We are also fortunate in that we don’t have non-recourse loans, loans under which the borrower is in effect provided with a put option to sell the mortgaged property to the lender for the balance owing on the loan. We are thus spared a major moral hazard in a declining market.
For years, Americans have saved too little and borrowed too much. Hooked on consumption, they have relied on foreigners to make up their savings deficiency. Now it’s caught up with them, and with those who lent to them.
In both Europe and America, banks are being bailed out left and right, the latest being the giant Citigroup. When you consider that banks are the most financially geared organizations on earth, this is hardly surprising. Even a conservative bank, with a gearing of twenty to one, only requires five percent of its loans to go bad to lose its entire capital, and some banks were geared as high as sixty to one.
Here in Australia, we are fortunate that the previous Federal Government paid off debt and built a future fund, but we shouldn’t feel too superior. The Americans were not alone in their failure to save. For years, our net savings have been low, sometimes even negative. We too relied on foreigners, not our own savings, to provide much of the finance for our houses, our industry and our commerce.
Clearly this was not sustainable. The economy was out of balance. But it worked for a time. Just as in the US, housing prices rose and the stock market boomed. We could shop until we dropped yet still be wealthier at the end of each year than at the beginning.
Now it has caught up with us and we’re all a lot less wealthy.
Older people are less wealthy because the value of their investment in superannuation has declined by up to 40%. Younger people are less wealthy because while their mortgages may be unchanged, the value of homes so financed has declined. Business people are concerned that they may lose everything if their business income proves insufficient to service their debts.
Of course, any changes in behaviour will depend on a person’s position to start with. The very poor already don’t save much as they have little to spare, so there won’t be much change in their behaviour. Provided they are not excessively geared, the behaviour of the very rich also won’t change much. They may economise by merely buying a new Bentley Continental Flying Spur and deferring the Learjet, but this will make little overall difference – there aren’t enough of them for that.
It is those in the middle – neither poor nor rich, but many also shareholders in public companies – who will be most concerned about the loss of wealth, even though they may not yet have experienced any actual loss of income.
Just as banks in Europe and the US must now recapitalise their balance sheets, people in the middle will also feel the need to improve their own personal balance sheets. They have the flexibility to adjust their expenditure patterns and this they will now do. They will spend less on holidays and home entertainment systems and keep the old car. Overall, their consumption will decline and their savings will increase until they are once again comfortable with their financial situation. Only then will a new equilibrium be reached.
This will take time, and government actions can either help or hinder this process.
Unfortunately, the government’s approach so far is to throw money around in the hope that people will be persuaded to continue to consume. The Federal Government’s recent gift to local government is an example of this.

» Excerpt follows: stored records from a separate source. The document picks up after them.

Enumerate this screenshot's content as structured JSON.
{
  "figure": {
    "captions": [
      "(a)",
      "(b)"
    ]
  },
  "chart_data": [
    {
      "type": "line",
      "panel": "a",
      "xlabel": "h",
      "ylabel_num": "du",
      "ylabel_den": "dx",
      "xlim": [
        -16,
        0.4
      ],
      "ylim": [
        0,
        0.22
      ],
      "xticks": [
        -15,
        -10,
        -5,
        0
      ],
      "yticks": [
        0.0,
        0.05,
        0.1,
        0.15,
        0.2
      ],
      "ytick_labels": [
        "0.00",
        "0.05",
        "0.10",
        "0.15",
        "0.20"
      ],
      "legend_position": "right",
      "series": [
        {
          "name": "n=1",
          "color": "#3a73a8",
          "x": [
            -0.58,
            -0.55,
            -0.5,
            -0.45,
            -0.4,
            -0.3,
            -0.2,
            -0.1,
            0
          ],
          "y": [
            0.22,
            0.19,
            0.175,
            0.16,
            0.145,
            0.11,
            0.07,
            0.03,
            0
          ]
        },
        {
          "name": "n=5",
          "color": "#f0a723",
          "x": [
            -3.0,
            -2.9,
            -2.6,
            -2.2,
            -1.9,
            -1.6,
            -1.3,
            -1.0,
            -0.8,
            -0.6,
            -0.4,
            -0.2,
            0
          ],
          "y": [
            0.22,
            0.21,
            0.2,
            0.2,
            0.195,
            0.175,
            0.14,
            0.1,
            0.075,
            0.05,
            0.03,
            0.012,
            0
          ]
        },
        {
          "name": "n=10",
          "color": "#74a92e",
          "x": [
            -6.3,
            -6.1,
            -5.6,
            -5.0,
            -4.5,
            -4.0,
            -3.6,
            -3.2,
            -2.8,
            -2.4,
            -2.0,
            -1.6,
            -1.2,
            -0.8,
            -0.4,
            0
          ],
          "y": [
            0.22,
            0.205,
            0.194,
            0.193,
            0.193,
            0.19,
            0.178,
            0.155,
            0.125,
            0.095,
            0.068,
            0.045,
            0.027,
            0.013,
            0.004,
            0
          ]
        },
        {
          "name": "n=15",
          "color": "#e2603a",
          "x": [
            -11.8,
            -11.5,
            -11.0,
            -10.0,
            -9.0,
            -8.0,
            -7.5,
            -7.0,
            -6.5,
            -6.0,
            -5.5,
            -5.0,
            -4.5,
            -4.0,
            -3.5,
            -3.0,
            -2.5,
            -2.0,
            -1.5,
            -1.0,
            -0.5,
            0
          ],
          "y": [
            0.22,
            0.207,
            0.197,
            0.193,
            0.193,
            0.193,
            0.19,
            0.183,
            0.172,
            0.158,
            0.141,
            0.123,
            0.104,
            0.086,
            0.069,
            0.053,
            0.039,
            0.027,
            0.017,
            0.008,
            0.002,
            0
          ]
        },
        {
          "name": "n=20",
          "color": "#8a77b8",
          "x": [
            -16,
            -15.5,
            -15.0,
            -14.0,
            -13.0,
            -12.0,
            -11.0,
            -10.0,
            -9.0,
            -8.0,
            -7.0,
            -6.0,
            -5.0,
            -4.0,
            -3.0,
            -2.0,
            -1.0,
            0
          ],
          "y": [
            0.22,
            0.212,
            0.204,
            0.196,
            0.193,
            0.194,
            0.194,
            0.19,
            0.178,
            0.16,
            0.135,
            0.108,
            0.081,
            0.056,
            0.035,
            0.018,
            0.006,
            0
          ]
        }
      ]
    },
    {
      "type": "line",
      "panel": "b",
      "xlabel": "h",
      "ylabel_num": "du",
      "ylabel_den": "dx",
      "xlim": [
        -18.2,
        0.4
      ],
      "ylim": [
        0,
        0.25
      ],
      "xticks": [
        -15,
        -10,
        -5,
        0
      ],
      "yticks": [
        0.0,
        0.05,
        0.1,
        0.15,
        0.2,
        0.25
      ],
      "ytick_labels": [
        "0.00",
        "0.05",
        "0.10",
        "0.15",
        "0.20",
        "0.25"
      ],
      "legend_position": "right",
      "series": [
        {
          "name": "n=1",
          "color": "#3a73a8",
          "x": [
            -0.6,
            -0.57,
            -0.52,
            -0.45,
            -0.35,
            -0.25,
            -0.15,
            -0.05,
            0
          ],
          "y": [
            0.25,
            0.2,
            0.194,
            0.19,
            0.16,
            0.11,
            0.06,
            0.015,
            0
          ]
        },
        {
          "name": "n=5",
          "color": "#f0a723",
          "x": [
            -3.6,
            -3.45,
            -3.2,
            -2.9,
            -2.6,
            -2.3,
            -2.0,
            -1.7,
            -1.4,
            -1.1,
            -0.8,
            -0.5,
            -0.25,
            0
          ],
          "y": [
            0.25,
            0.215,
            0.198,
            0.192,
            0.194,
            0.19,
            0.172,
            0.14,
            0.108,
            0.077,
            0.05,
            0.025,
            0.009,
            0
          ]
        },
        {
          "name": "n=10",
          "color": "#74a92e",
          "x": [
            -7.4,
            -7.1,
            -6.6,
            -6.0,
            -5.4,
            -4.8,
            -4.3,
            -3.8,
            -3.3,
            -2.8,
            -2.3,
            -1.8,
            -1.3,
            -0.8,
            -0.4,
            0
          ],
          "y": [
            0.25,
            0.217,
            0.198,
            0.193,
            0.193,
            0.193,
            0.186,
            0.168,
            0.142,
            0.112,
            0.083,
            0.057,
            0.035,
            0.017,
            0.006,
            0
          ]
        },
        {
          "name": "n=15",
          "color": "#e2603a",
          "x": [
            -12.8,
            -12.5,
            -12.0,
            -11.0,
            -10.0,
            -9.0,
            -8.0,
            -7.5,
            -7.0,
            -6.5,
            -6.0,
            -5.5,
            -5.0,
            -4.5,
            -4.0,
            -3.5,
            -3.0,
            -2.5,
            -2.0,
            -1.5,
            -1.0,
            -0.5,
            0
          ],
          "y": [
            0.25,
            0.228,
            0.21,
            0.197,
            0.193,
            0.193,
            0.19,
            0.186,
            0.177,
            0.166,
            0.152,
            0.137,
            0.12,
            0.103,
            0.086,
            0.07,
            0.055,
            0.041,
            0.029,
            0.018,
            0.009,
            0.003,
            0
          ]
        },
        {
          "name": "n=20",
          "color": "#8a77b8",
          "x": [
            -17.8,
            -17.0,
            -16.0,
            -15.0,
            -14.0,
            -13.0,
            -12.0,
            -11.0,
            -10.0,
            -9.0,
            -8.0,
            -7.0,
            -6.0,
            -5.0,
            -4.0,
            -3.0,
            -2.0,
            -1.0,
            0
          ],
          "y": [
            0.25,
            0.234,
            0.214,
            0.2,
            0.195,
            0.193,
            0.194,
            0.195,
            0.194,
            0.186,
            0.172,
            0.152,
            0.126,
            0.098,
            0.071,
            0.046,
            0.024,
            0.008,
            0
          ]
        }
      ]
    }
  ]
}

But this ignores the fundamental problem – the drop in personal wealth. If governments want to help, the best thing they can do is give substantial tax cuts to help speed the rectification of personal balance sheets.
Eventually recovery will occur, but given the nature and size of the imbalances throughout the world, it will probably take at least five years. It will take less time if citizens are permitted to control their own expenditure and more time if governments in effect assert that they know how to spend your money better than you do.